What Matters Most To You?

What matters most to you? It really does boil down to a question of priority. What matters most when it comes to the affections of your heart.
In saying this I’m not suggesting that the only way to live devoted to Jesus is to quit your job, move into a monastery and read the Bible all day. That’s not practical nor what Jesus is commending in this passage.
Devotion to Jesus is not necessarily measured by increments of time. It’s measured by the priorities of the heart. What VALUE do you place on the time you spend with God?

Reading The Bible

The only reason that a man or woman would read their Bible is if they thought it was a valuable use of their time. If they thought “I don’t have it all figured out but Jesus does so I’m going to hear from him.”
However, for the man or woman who never reads the Bible, never prays, never carves out time to spend with God - it doesn’t matter what they SAY they believe about God. How they LIVE communicates the reality of their faith.
If you rarely or never spend time engaging God in the Scripture then it’s likely because you don’t think it’s a valuable use of your time. You believe they have something better to do!
Mary is saying “There is absolutely NOTHING BETTER THAN THIS.” And Jesus is saying to Martha - Mary is right. Learn from her. And what you receive will never be taken from you.

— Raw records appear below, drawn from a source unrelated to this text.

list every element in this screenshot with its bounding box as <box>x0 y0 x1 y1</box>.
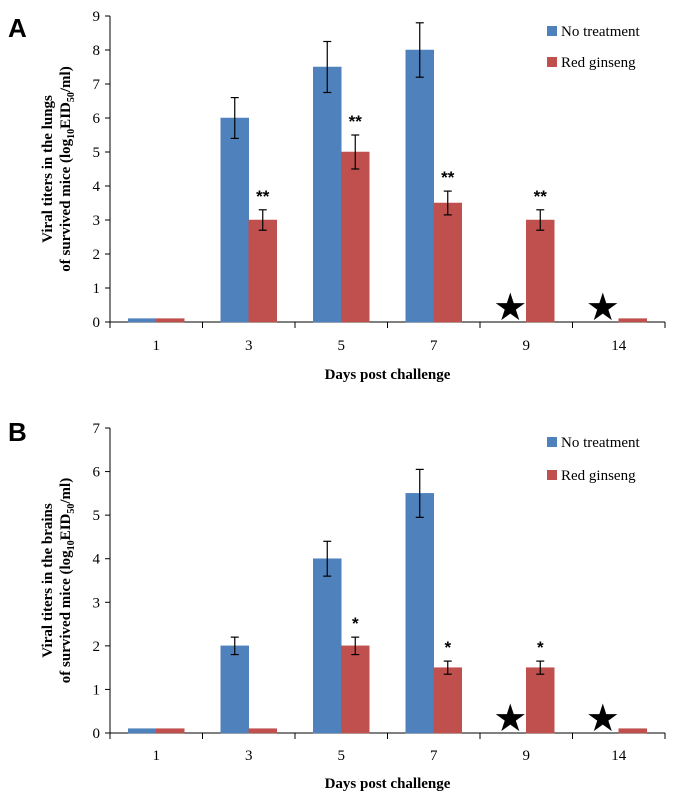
y-tick-label: 4 <box>93 552 101 568</box>
y-tick-label: 6 <box>93 465 101 481</box>
y-tick-label: 8 <box>93 43 101 59</box>
bar <box>526 219 555 323</box>
star-marker: ★ <box>586 285 620 329</box>
y-axis-title-part: 10 <box>66 540 77 550</box>
star-marker: ★ <box>493 285 527 329</box>
x-tick-label: 9 <box>523 338 531 354</box>
bar <box>433 202 462 323</box>
x-tick-label: 14 <box>611 748 627 764</box>
y-axis-title-part: 50 <box>66 92 77 102</box>
y-tick-label: 3 <box>93 213 101 229</box>
bar <box>433 667 462 734</box>
legend-swatch <box>547 26 557 36</box>
y-tick-label: 2 <box>93 639 101 655</box>
y-tick-label: 0 <box>93 726 101 742</box>
y-axis-title-line2: of survived mice (log10EID50/ml) <box>58 478 77 683</box>
bar <box>341 151 370 323</box>
y-tick-label: 1 <box>93 682 101 698</box>
y-tick-label: 9 <box>93 9 101 25</box>
y-axis-title-line1: Viral titers in the lungs <box>40 95 56 243</box>
x-axis-title: Days post challenge <box>325 776 451 792</box>
significance-label: ** <box>256 187 270 206</box>
legend-swatch <box>547 57 557 67</box>
x-tick-label: 3 <box>245 748 253 764</box>
bar <box>405 49 434 323</box>
y-tick-label: 5 <box>93 145 101 161</box>
y-axis-title: Viral titers in the brains of survived mi… <box>40 478 77 683</box>
x-tick-label: 1 <box>153 748 161 764</box>
x-tick-label: 9 <box>523 748 531 764</box>
x-tick-label: 14 <box>611 338 627 354</box>
bar <box>248 219 277 323</box>
y-axis-title-part: 50 <box>66 504 77 514</box>
y-axis-title-part: /ml) <box>58 478 74 505</box>
y-axis-title-part: EID <box>58 513 74 540</box>
x-tick-label: 3 <box>245 338 253 354</box>
bar <box>156 318 185 323</box>
bar <box>313 558 342 734</box>
y-axis-title-part: /ml) <box>58 66 74 93</box>
significance-label: ** <box>441 168 455 187</box>
legend-label: No treatment <box>561 24 641 40</box>
bar <box>313 66 342 323</box>
bar <box>526 667 555 734</box>
legend-label: Red ginseng <box>561 468 636 484</box>
y-tick-label: 4 <box>93 179 101 195</box>
star-marker: ★ <box>493 696 527 740</box>
legend-swatch <box>547 470 557 480</box>
significance-label: ** <box>534 187 548 206</box>
y-tick-label: 5 <box>93 508 101 524</box>
y-tick-label: 3 <box>93 595 101 611</box>
y-axis-title-part: EID <box>58 102 74 129</box>
y-tick-label: 7 <box>93 77 101 93</box>
legend-label: Red ginseng <box>561 55 636 71</box>
x-tick-label: 5 <box>338 338 346 354</box>
chart-panel-b: B 0 1 2 3 4 5 6 7 1 3 5 7 9 14 * * * ★ ★ No treatment Red gin… <box>8 417 666 792</box>
x-tick-label: 5 <box>338 748 346 764</box>
bar <box>341 645 370 734</box>
y-axis-title: Viral titers in the lungs of survived mic… <box>40 66 77 271</box>
y-tick-label: 2 <box>93 247 101 263</box>
y-tick-label: 1 <box>93 281 101 297</box>
significance-label: ** <box>349 112 363 131</box>
bar <box>405 493 434 734</box>
y-tick-label: 6 <box>93 111 101 127</box>
significance-label: * <box>537 638 544 657</box>
significance-label: * <box>352 614 359 633</box>
bar <box>220 645 249 734</box>
x-tick-label: 7 <box>430 338 438 354</box>
y-axis-title-line1: Viral titers in the brains <box>40 503 56 658</box>
legend-label: No treatment <box>561 435 641 451</box>
x-tick-label: 1 <box>153 338 161 354</box>
y-tick-label: 0 <box>93 315 101 331</box>
panel-letter: B <box>8 417 27 447</box>
bar <box>128 728 157 734</box>
y-axis-title-line2: of survived mice (log10EID50/ml) <box>58 66 77 271</box>
y-axis-title-part: 10 <box>66 129 77 139</box>
bar <box>128 318 157 323</box>
y-tick-label: 7 <box>93 421 101 437</box>
y-axis-title-part: of survived mice (log <box>58 550 74 683</box>
panel-letter: A <box>8 13 27 43</box>
chart-panel-a: A 0 1 2 3 4 5 6 7 8 9 1 3 5 7 9 14 ** ** ** ** ★ ★ No treatment… <box>8 9 666 383</box>
star-marker: ★ <box>586 696 620 740</box>
bar <box>618 728 647 734</box>
bar <box>248 728 277 734</box>
bar <box>618 318 647 323</box>
legend-swatch <box>547 437 557 447</box>
significance-label: * <box>444 638 451 657</box>
bar <box>220 117 249 323</box>
y-axis-title-part: of survived mice (log <box>58 138 74 271</box>
x-tick-label: 7 <box>430 748 438 764</box>
bar <box>156 728 185 734</box>
x-axis-title: Days post challenge <box>325 367 451 383</box>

It Will Not Be Taken From You

What does Jesus mean by that phrase “It will not be taken from her?” I heard an illustration the other day that really drove this point home for me so I want to share it again here.
Do you know how when you’re really young the things that matter most to you then are not the things that matter most later on in life?
For example when you’re really young it might be a particular blanket or security boy. You turn five years old and that seems goofy (depending on the child!)
When your in grade school the most important thing is being able to play a certain game or having a certain kind of toy or something.
In Jr. High you realize you you cared about in grade school was silly to what you care about now. GIRLS! BOYS!
In High School it changes again… it’s all about the letter jacket or a degree or getting into the right college.
In college it’s getting into the right sororities or internships. Finding somebody who you can convince to marry you.
You get married and what becomes important is having children or the right kind of lifestyle compared to your friends.
When you get kids it’s the right kind of school and friends and hobbies and activities so they become properly civilized and well balanced.
When the kids leave it’s about having enough money for retirement and when you retire it’s about having enough money to pay for your medical bills.
Somewhere along the way - usually when you get MUCH older in life - you begin to realize the things that are most important are the things that last in every season. The things that are not taken from you.
And the most important thing is the time you spend with Jesus. It’s the communion and intimacy you build with the God of the universe.
Because one of these days everything else WILL BE taken away. Everything except this one thing.
SHARE THE GOSPEL!

CONCLUSION

What will characterize your life on that last day? Will it be marked by distraction or devotion?
Every time you see Mary show up in the Scriptures she is “sitting at the feet of Jesus.” She was the first one to know Jesus was going to die. Why? Because she had been spending time with him, listening to him.
Don’t get to the end of your life and realize you wasted it!

Unplug From The Noise

Join us in this effort to unplug from the noise. Whatever it is that is drawing you AWAY from spending time with Jesus then remove it from your life.
Join us in this social media fast. It’s a declaration that we’re going dark so we can go deep with the Lord Jesus Christ.
Commit to the Bible reading plan. We’ll study the life of Christ and look at the practical ways his Gospel is applied to our every day life.
If you’re not a Christian, then use this season to really explore and wrestle with the question of Jesus as your savior and Lord.